For me as a listener, the album seems to constantly oscillate between feelings of detachment (and joy at the freedom that this kind of abandon allows) and feelings of desire for connection and homesickness. Was your intention to create an album that grapples with these two opposing desires or did that happen organically (or is that just my own interpretation)? Did you begin creating the album with a specific theme or idea in mind?
Those are definitely some of the major themes, and I think those emerged just because I think about the push and pull between aloneness and togetherness a lot. So it wasn’t planned per se, it’s more that it’s the exposed brick of my mind, in a way: the guts of how I view the world, holding up the structures of the songs.
You’ve toured with and discussed your friendship with Julien Baker, Mitski, and a lot of other bands—do you feel your performance changes depending on who you’re touring with? Have those relationships influenced you in any particular way?
I’d say my performance deepens as a result of touring with artists I admire. I observe and absorb and then I settle more into my own skin. Julien and Mitski have very different ways of performing – both uniquely powerful – and I like to think I’ve learned something different from each of them.
You’ve often been asked about the album’s relationship to Trump—I remember reading that on Torches, you refer to the kind of violence going on in America right now. Then later, you say I’ve had enough of this apocalypse. Where are you in thinking about how to conceptualize Trump right now? What’s your relationship to America?
Oh boy, this is a big one! I think Trump and his cohorts represent the absolute worst parts of humanity and capitalist society. So one way to look at it is, now that we can see the darkness, we can better know the shape of what we’re fighting. Touring across the whole country, I have seen so much beauty, and kindness. But there’s also a tremendous tremor of fear. I have a lot of conflicted feelings about this country.
Nandi, I read that you’re a fan of Maggie Nelson and Rebecca Solnit, both of whom I personally adore. Are there any other books, poems, etc. that have been on your mind or that influenced this album?
They are so amazing! M Train by Patti Smith was a big one for me when starting work on Lavender. I’ve also been inspired by Twyla Tharp’s The Creative Habit – I think about it a lot when getting started on new material. More recently, I just finished Tenth of December by George Saunders - he is such a fresh, funny, unique voice in fiction, and some of his stories have a Black Mirror-type dystopian bent that feels very relevant.
What are your rituals, pre-show practices, etc.? Were there any particular invocations you repeated while creating Lavender? Do you practice any sort of spirituality in general?

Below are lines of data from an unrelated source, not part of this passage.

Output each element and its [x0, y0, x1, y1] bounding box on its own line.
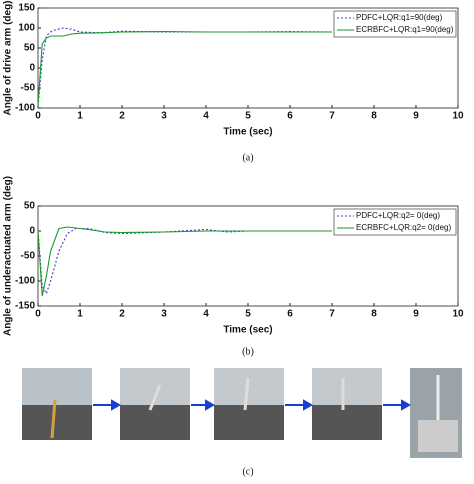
x-axis-label: Time (sec)	[223, 325, 272, 336]
y-tick-label: 0	[29, 226, 35, 237]
y-tick-label: -50	[21, 83, 36, 94]
x-axis-label: Time (sec)	[223, 127, 272, 138]
x-tick-label: 8	[371, 111, 377, 122]
y-tick-label: -50	[21, 251, 36, 262]
x-tick-label: 0	[35, 111, 41, 122]
x-tick-label: 8	[371, 309, 377, 320]
y-tick-label: 50	[24, 43, 36, 54]
x-tick-label: 10	[452, 309, 464, 320]
y-tick-label: 150	[18, 3, 35, 14]
x-tick-label: 4	[203, 309, 209, 320]
caption: (a)	[242, 152, 253, 163]
x-tick-label: 2	[119, 111, 125, 122]
legend-label: PDFC+LQR:q1=90(deg)	[356, 13, 443, 22]
x-tick-label: 7	[329, 111, 335, 122]
x-tick-label: 5	[245, 309, 251, 320]
y-tick-label: 0	[29, 63, 35, 74]
y-tick-label: 100	[18, 23, 35, 34]
x-tick-label: 1	[77, 309, 83, 320]
y-tick-label: -150	[15, 301, 35, 312]
legend-box	[333, 208, 457, 236]
x-tick-label: 6	[287, 309, 293, 320]
y-tick-label: -100	[15, 103, 35, 114]
data-line	[37, 226, 332, 297]
y-tick-label: 50	[24, 201, 36, 212]
x-tick-label: 6	[287, 111, 293, 122]
caption: (c)	[242, 466, 253, 477]
x-tick-label: 3	[161, 309, 167, 320]
x-tick-label: 0	[35, 309, 41, 320]
y-axis-label: Angle of underactuated arm (deg)	[3, 176, 14, 336]
x-tick-label: 10	[452, 111, 464, 122]
data-line	[37, 31, 332, 107]
x-tick-label: 5	[245, 111, 251, 122]
x-tick-label: 1	[77, 111, 83, 122]
x-tick-label: 9	[413, 111, 419, 122]
x-tick-label: 9	[413, 309, 419, 320]
x-tick-label: 4	[203, 111, 209, 122]
photo-strip	[22, 368, 462, 458]
caption: (b)	[242, 346, 254, 357]
legend-label: ECRBFC+LQR:q2= 0(deg)	[356, 223, 451, 232]
legend-box	[333, 10, 457, 38]
x-tick-label: 3	[161, 111, 167, 122]
x-tick-label: 7	[329, 309, 335, 320]
legend-label: ECRBFC+LQR:q1=90(deg)	[356, 25, 454, 34]
y-tick-label: -100	[15, 276, 35, 287]
legend-label: PDFC+LQR:q2= 0(deg)	[356, 211, 440, 220]
x-tick-label: 2	[119, 309, 125, 320]
y-axis-label: Angle of drive arm (deg)	[3, 0, 14, 115]
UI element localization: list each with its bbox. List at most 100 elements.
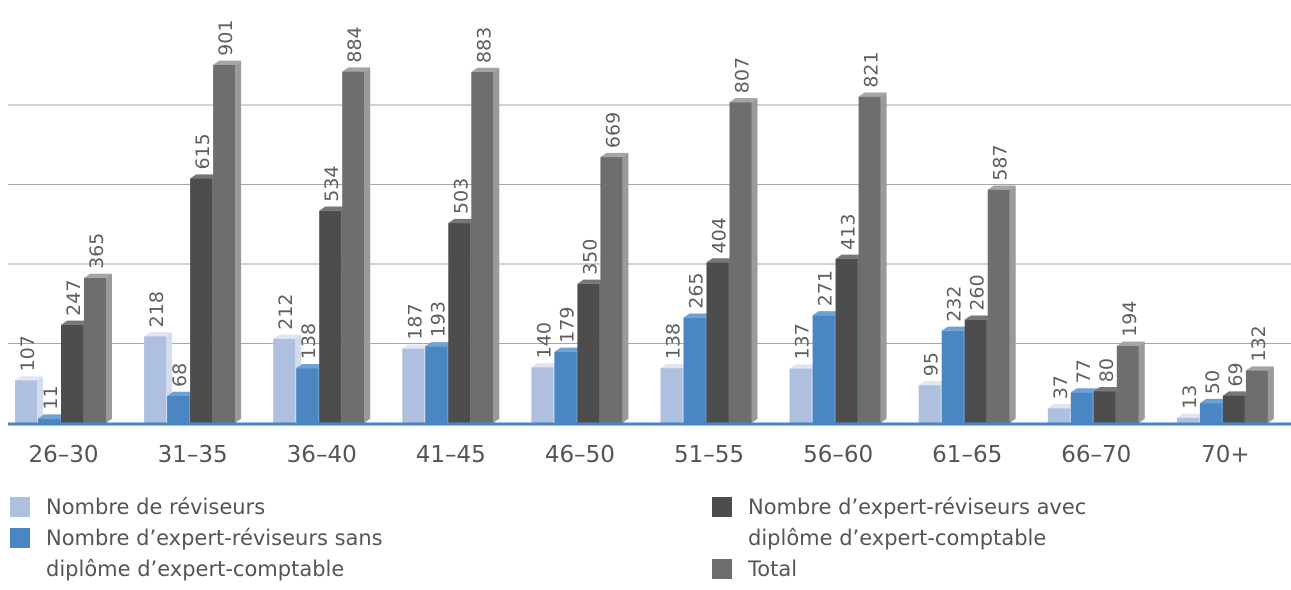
bar-top — [342, 67, 371, 72]
bar-top — [1199, 398, 1228, 404]
bar-top — [706, 258, 735, 263]
bar-front — [531, 367, 554, 423]
bar-side — [1009, 185, 1016, 423]
bar-top — [84, 273, 112, 278]
bar: 132 — [1245, 325, 1274, 423]
bar: 271 — [812, 270, 841, 423]
bar-front — [190, 178, 213, 423]
bar: 68 — [167, 363, 196, 423]
bar: 587 — [987, 144, 1016, 423]
bar-front — [660, 368, 683, 423]
data-label: 669 — [602, 112, 624, 148]
x-tick-label: 66–70 — [1061, 442, 1131, 468]
bar: 212 — [273, 293, 302, 423]
bar-side — [880, 92, 887, 423]
bar-front — [1199, 403, 1222, 423]
bar: 821 — [858, 51, 887, 423]
bar-top — [812, 311, 841, 316]
bar-top — [425, 342, 454, 347]
data-label: 107 — [17, 335, 39, 371]
bar: 365 — [84, 233, 112, 423]
x-tick-label: 41–45 — [416, 442, 486, 468]
data-label: 179 — [556, 307, 578, 343]
bar: 194 — [1116, 301, 1145, 423]
data-label: 365 — [86, 233, 108, 269]
bar: 140 — [531, 322, 560, 423]
bar-front — [600, 157, 623, 423]
x-tick-labels: 26–30 31–35 36–40 41–45 46–50 51–55 56–60 61–65… — [28, 442, 1249, 468]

We made Lavender while living in this kooky house on a pond. I would walk down to the pond every morning with a cup of tea in hand, to see what wildlife would be there, and to witness the change in the color of the water, the growth of the plants. We kept a whiteboard that detailed the progress of each song, and we checked off each instrument as it was finalized. It felt like a kind of ritual – I have the completed board hanging up in my music room now. I grew up around a lot of spirituality – my dad is Buddhist and my mom has followed the teachings of the Indian guru Satya Sai Baba – so while I don’t practice anything in a specific way, I believe very much in the soul, in reincarnation, in the power of nature, in signs and in a kind of knowing that transcends consciousness. Which is to say, I believe in magic.